WASHINGTON — The Pentagon is increasing its visibility in waters claimed by China, relying on what top brass believe is the discipline and training of Chinese forces not to spark an escalation between the two navies.
For the fourth consecutive month, the Navy sent ships through the Taiwan Strait, the waterway separating mainland China run by Beijing and the islands that make up Taiwan.
It is the sixth time since October 2018 that U.S. ships have traversed the strait — a marked increase in activity comparing to sailings over the past decade.
The transit Sunday was by two destroyers, the USS Stethem and USS William P. Lawrence. They were trailed at a distance by Chinese ships, Pentagon officials said Tuesday.
“This routine transit through international waters of the Taiwan Strait demonstrates the U.S. commitment to a free and open Indo-Pacific,” a Pentagon spokesperson told TMN on Tuesday. “The U.S. DoD will continue to fly, sail and operate anywhere international law allows.”
Adm. John Richardson, chief of naval operations, said Monday that “China is growing very fast, becoming more and more global, with great ambitions” and that the U.S. had to be wary of China stealing “a march on us in our blind spots.”
Speaking during a day-long Future Security Forum in Washington, Richardson said that the risk of a mistake or mischaracterization in the South China Sea is significant and that “it can go strategic (shooting) very, very fast.”

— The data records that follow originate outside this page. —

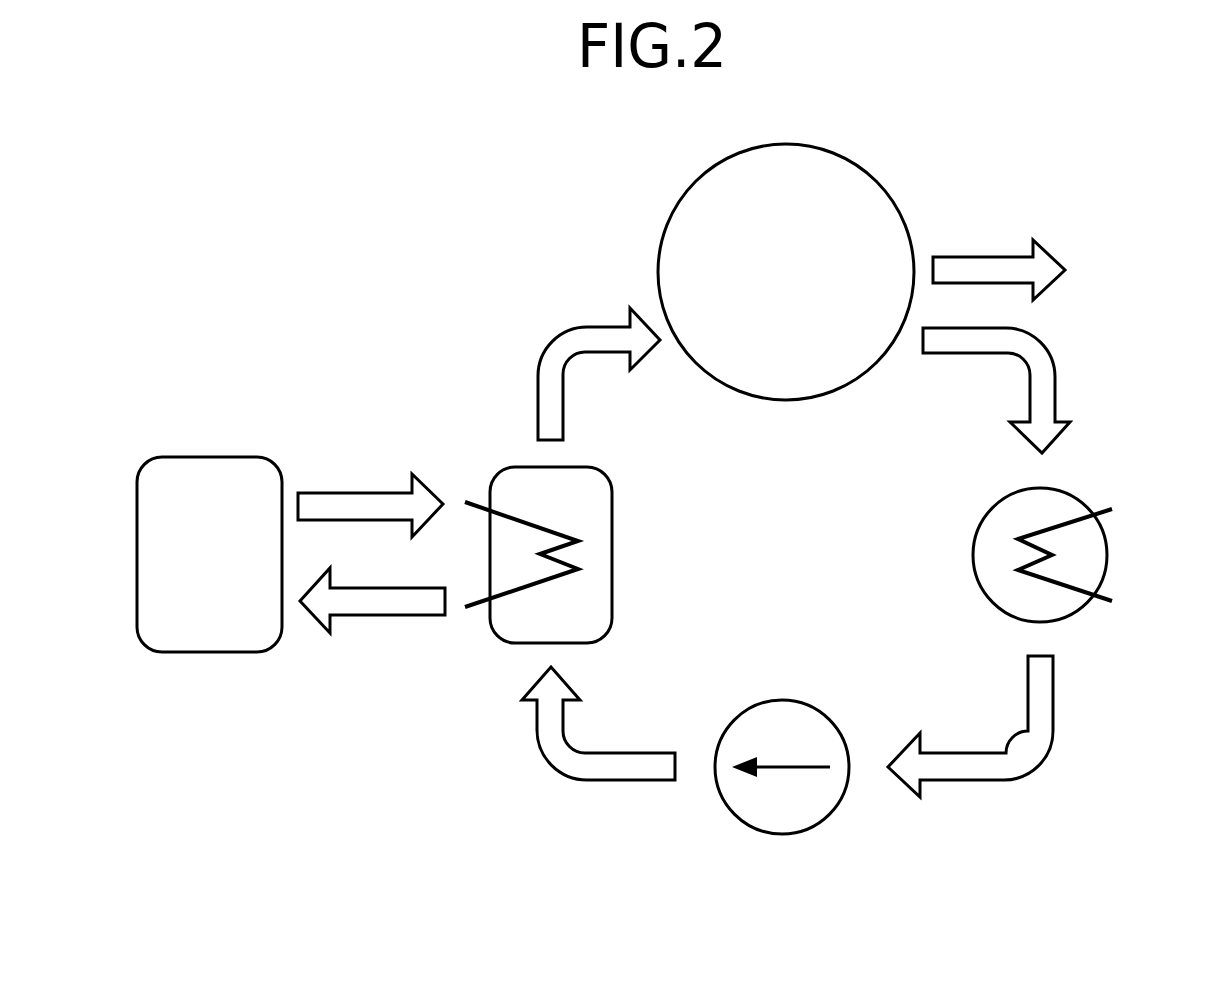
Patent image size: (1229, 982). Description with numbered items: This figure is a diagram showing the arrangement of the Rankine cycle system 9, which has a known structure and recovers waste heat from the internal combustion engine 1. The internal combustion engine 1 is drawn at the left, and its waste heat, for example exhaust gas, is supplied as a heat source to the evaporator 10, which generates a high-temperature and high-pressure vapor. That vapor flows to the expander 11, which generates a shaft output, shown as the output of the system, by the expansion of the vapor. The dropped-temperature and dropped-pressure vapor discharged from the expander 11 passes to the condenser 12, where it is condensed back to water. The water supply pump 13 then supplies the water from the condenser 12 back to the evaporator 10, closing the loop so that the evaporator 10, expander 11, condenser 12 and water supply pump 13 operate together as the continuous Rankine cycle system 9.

The internal combustion engine 1 is at (211, 450).
The Rankine cycle system 9 is at (592, 266).
The evaporator 10 is at (513, 485).
The expander 11 is at (876, 208).
The condenser 12 is at (1060, 502).
The water supply pump 13 is at (797, 813).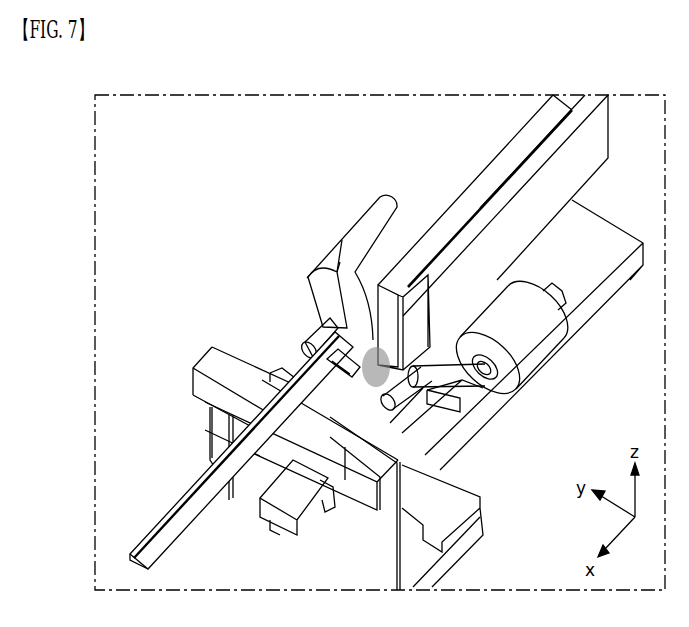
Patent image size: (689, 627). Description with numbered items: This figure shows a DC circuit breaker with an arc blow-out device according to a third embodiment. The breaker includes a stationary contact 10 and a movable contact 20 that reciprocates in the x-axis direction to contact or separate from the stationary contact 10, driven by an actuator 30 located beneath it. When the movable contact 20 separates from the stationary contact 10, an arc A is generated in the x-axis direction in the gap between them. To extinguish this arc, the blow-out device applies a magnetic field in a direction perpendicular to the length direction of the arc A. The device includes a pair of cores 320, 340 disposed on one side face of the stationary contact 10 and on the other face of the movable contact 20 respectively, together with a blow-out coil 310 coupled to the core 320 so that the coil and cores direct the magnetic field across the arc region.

The stationary contact 10 is at (455, 218).
The movable contact 20 is at (302, 368).
The actuator 30 is at (318, 570).
The blow-out coil 310 is at (530, 355).
The core 320 is at (468, 383).
The core 340 is at (308, 277).
The arc A is at (375, 347).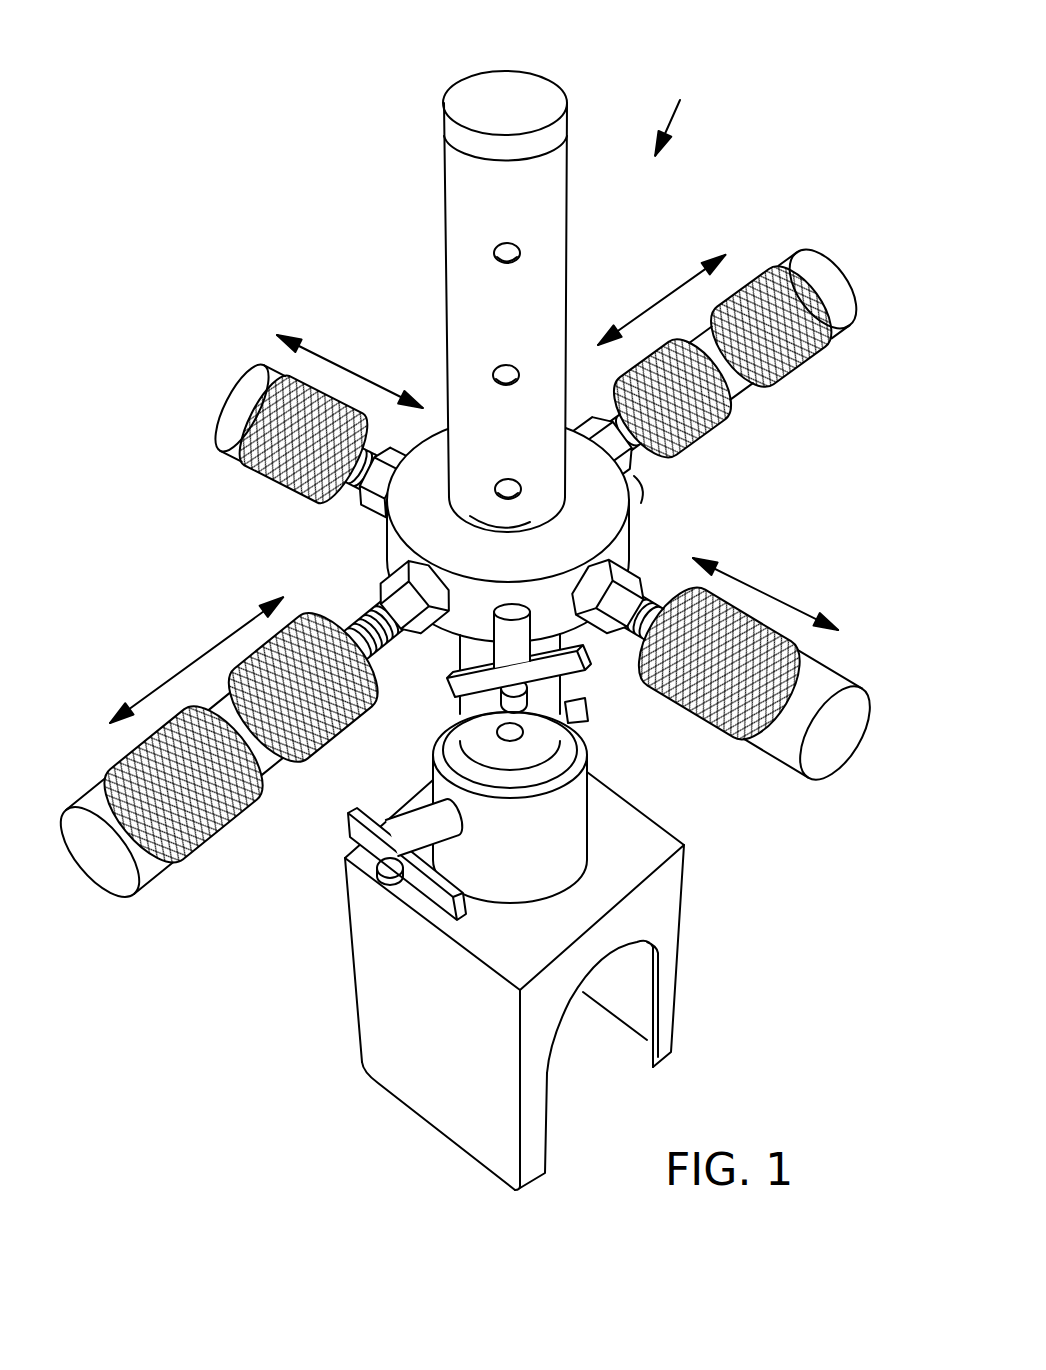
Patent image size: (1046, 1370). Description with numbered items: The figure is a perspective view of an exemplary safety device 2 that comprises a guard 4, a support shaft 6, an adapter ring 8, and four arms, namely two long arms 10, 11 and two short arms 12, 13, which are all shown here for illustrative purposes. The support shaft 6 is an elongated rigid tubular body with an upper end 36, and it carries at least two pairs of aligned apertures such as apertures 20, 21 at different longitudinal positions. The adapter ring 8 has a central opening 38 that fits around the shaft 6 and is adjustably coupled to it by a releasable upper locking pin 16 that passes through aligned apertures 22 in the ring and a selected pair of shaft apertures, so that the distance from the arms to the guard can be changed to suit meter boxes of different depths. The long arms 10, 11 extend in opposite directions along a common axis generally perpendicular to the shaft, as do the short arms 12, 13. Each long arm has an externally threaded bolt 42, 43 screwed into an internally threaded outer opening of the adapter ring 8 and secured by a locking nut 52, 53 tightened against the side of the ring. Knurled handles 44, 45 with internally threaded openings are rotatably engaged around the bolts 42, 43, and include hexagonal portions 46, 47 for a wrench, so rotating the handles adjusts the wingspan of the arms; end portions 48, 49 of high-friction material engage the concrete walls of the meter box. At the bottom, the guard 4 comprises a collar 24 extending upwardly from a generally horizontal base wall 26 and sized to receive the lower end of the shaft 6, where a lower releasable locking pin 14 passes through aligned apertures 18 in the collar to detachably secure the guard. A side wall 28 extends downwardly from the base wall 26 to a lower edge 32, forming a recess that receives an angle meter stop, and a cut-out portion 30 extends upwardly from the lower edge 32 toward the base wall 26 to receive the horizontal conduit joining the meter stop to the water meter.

The safety device 2 is at (670, 116).
The guard 4 is at (514, 986).
The support shaft 6 is at (491, 278).
The adapter ring 8 is at (504, 530).
The long arm 10 is at (253, 753).
The long arm 11 is at (720, 347).
The short arm 12 is at (851, 677).
The short arm 13 is at (247, 378).
The lower releasable locking pin 14 is at (370, 849).
The upper locking pin 16 is at (582, 704).
The apertures 18 is at (448, 800).
The aperture 20 is at (497, 253).
The aperture 21 is at (500, 372).
The apertures 22 is at (440, 630).
The collar 24 is at (568, 818).
The base wall 26 is at (636, 1016).
The side wall 28 is at (376, 968).
The cut-out portion 30 is at (557, 1032).
The lower edge 32 is at (468, 1158).
The upper end 36 is at (482, 97).
The central opening 38 is at (470, 524).
The bolt 42 is at (399, 657).
The bolt 43 is at (667, 463).
The handle 44 is at (213, 813).
The handle 45 is at (717, 433).
The polygonal portion 46 is at (280, 770).
The polygonal portion 47 is at (748, 387).
The end portion 48 is at (104, 868).
The end portion 49 is at (818, 276).
The locking nut 52 is at (395, 582).
The locking nut 53 is at (642, 490).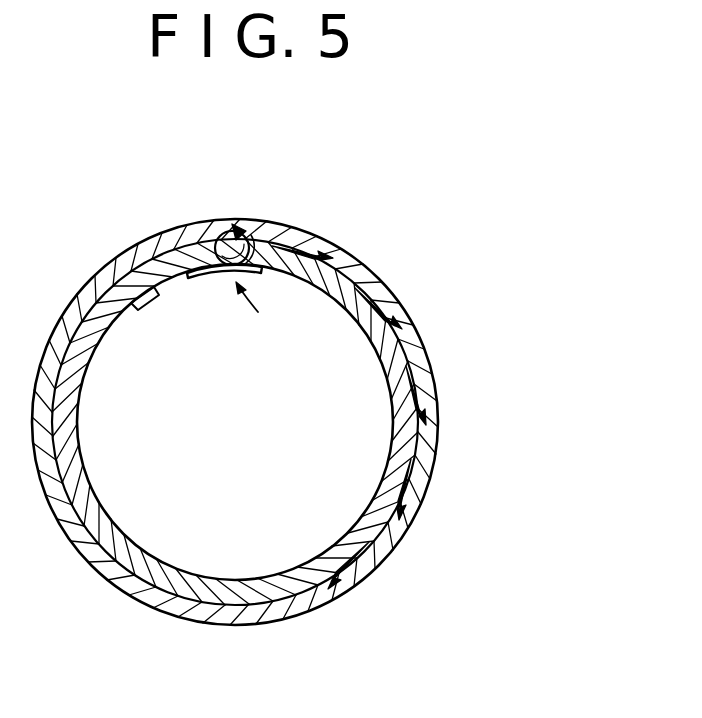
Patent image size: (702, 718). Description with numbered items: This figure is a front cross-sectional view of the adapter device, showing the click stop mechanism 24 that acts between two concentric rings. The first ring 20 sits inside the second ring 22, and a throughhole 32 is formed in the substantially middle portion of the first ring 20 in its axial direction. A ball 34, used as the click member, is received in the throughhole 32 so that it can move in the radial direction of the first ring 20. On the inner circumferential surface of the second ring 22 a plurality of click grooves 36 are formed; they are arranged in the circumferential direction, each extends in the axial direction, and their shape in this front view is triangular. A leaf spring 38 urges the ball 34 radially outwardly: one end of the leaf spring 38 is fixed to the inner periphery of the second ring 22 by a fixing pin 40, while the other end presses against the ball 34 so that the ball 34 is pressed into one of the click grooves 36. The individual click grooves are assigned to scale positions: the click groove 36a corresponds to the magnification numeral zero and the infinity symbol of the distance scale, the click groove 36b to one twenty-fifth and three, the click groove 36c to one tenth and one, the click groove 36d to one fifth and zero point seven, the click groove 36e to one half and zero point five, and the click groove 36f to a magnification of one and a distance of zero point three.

The first ring 20 is at (362, 527).
The second ring 22 is at (420, 376).
The click stop mechanism 24 is at (260, 310).
The throughhole 32 is at (270, 256).
The ball 34 is at (221, 238).
The click grooves 36 is at (395, 387).
The click groove 36a is at (219, 232).
The click groove 36b is at (340, 257).
The click groove 36c is at (396, 322).
The click groove 36d is at (426, 418).
The click groove 36e is at (404, 512).
The click groove 36f is at (336, 586).
The leaf spring 38 is at (210, 277).
The fixing pin 40 is at (148, 309).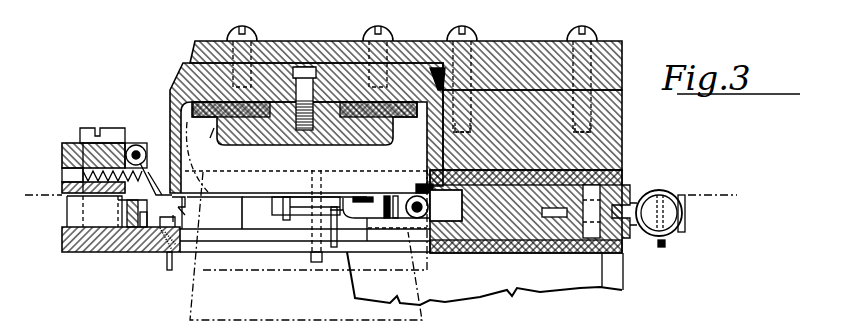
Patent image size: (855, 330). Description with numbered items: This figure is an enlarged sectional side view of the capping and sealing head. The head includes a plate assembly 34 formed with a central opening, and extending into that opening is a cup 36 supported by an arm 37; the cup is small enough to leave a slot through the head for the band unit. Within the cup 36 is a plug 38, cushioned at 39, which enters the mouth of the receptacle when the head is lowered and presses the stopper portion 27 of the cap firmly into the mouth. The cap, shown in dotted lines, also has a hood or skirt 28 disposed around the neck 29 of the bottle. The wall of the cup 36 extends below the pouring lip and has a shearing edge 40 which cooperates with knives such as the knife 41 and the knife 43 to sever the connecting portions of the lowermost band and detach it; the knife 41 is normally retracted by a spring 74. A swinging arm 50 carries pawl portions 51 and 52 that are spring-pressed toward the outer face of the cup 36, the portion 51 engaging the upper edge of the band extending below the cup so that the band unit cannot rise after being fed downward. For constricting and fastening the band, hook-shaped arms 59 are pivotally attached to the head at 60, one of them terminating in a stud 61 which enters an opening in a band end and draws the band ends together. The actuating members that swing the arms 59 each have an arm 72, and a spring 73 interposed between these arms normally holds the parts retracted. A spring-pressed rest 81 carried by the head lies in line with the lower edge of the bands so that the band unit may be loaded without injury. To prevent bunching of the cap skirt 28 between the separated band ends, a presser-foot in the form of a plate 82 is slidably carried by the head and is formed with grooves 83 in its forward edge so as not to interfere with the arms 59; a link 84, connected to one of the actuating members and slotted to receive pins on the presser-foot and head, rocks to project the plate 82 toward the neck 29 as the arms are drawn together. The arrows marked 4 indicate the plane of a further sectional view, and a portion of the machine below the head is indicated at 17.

The section line 4- 4 is at (39, 185).
The machine frame 17 is at (540, 278).
The stopper portion 27 is at (203, 157).
The hood or skirt 28 is at (189, 272).
The neck 29 is at (206, 206).
The plate assembly 34 is at (532, 130).
The cup 36 is at (170, 92).
The arm 37 is at (413, 47).
The plug 38 is at (304, 116).
The cushion 39 is at (261, 106).
The shearing edge 40 is at (193, 194).
The knife 41 is at (385, 196).
The knife 43 is at (158, 230).
The swinging arm 50 is at (152, 148).
The pawl portion 51 is at (186, 213).
The pawl portion 52 is at (163, 168).
The hook-shaped arm 59 is at (67, 206).
The pivot 60 is at (99, 131).
The stud 61 is at (416, 172).
The arm 72 is at (685, 227).
The spring 73 is at (661, 247).
The spring 74 is at (298, 216).
The spring-pressed rest 81 is at (167, 255).
The plate 82 is at (503, 210).
The grooves 83 is at (458, 197).
The link 84 is at (587, 210).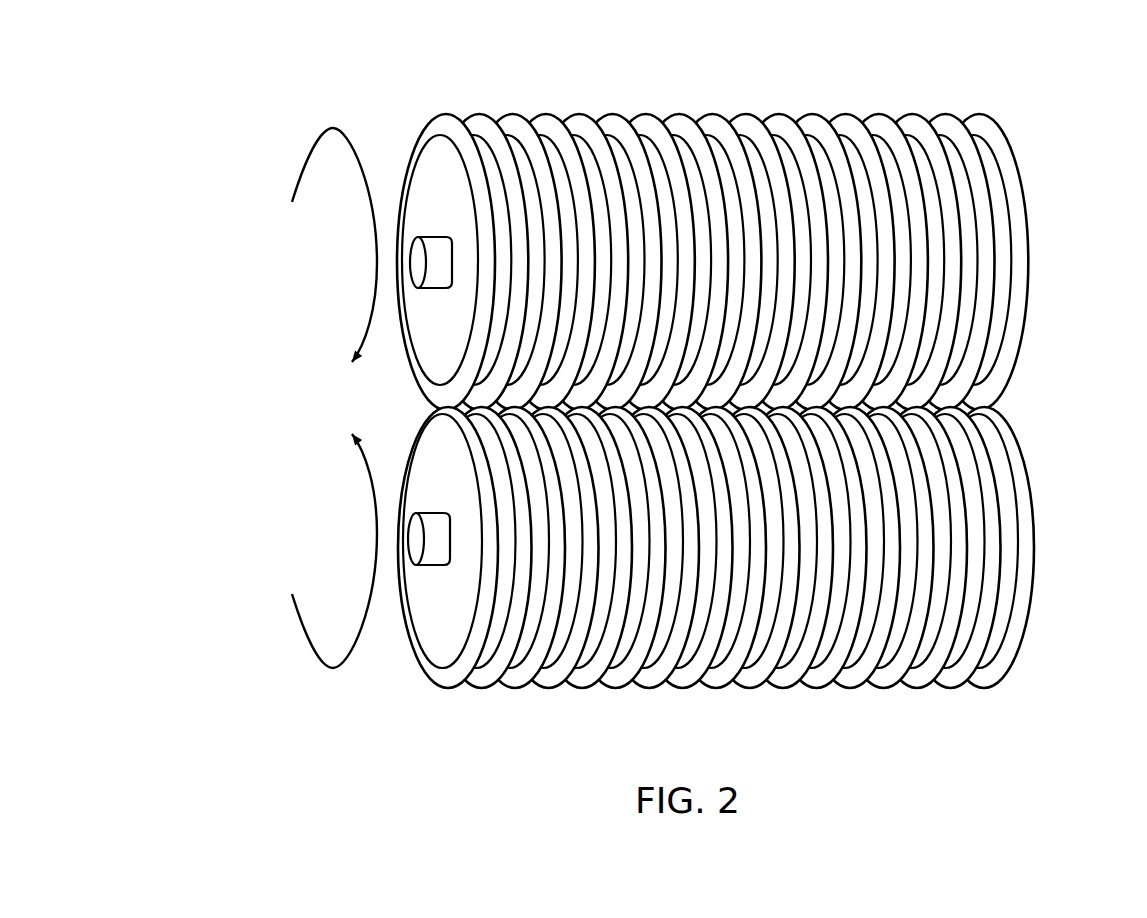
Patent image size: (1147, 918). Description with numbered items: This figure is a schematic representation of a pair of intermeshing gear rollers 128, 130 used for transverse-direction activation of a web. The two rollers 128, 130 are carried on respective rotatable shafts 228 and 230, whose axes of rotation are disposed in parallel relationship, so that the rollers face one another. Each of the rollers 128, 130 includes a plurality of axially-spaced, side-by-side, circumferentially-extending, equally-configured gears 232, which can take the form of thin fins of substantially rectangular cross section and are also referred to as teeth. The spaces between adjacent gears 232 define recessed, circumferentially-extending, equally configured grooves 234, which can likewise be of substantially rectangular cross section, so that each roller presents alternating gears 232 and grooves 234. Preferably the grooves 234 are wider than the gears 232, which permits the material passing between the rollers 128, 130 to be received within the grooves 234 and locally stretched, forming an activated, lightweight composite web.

The intermeshing gear roller 128 is at (592, 219).
The intermeshing gear roller 130 is at (596, 583).
The rotatable shaft 228 is at (418, 258).
The rotatable shaft 230 is at (420, 537).
The gear 232 is at (1021, 407).
The groove 234 is at (999, 353).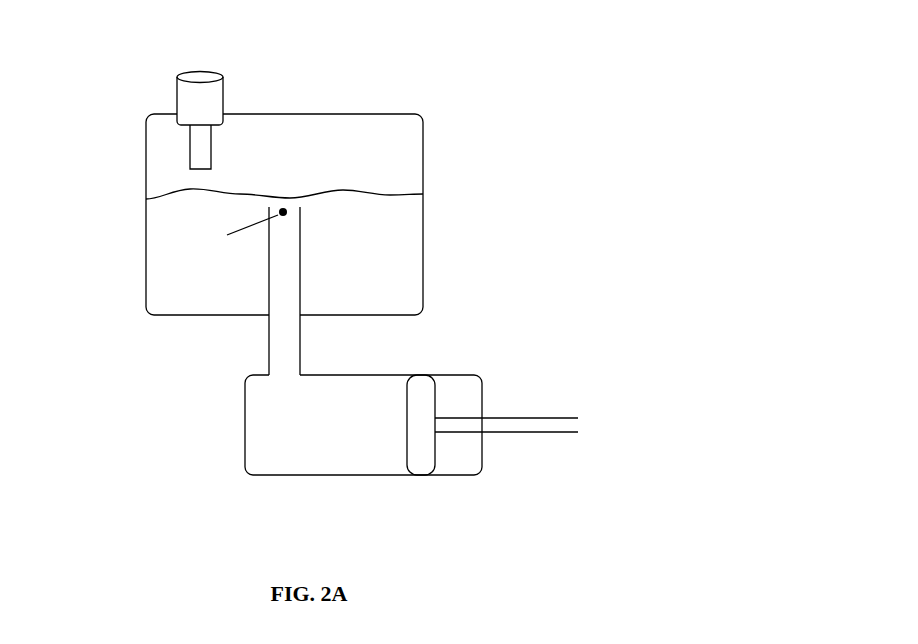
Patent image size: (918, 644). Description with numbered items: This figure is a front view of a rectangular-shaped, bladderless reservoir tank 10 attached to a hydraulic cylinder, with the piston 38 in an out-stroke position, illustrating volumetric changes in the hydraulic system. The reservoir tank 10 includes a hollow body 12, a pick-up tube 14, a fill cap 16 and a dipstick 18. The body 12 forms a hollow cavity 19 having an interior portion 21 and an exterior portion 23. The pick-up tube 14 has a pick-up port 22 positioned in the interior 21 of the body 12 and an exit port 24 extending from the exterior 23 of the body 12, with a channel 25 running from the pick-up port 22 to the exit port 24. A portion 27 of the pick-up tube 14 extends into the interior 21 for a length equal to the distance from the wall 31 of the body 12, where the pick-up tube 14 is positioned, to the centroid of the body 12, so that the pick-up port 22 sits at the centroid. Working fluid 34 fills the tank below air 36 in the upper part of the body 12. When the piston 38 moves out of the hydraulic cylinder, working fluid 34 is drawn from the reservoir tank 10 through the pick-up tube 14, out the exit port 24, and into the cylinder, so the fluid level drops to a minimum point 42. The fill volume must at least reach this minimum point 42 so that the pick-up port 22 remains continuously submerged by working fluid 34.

He said a “code for unplanned encounters at sea” is critical, as is discipline in the ranks among Chinese sailors not to escalate the transits by U.S. vessels.
“We arrange a passing that is going to be predicable and safe,” Richardson said, a statement Beijing disputes.
The Pentagon has sent more Navy ships through waters that China claims as its own — both the Taiwan Strait and around islands and outcrops that China has seized and is militarizing in the South China and East China Seas — to start this year than any time in the past.
It also has increased air sorties in those regions.
Sailing through the Taiwan Strait is not considered a freedom of navigation operation since the waters are not contested or claimed by China or any other nation. However, China considers the strait part of its sphere of influence, since its policy is to eventually meld Taiwan into its control.
The flights and sailings consequently increase tension between Washington and Beijing.
In mid-March, the Pentagon conducted air and sea freedom of navigation operations in the South China Sea. It was the third consecutive month for such sea operations, a first.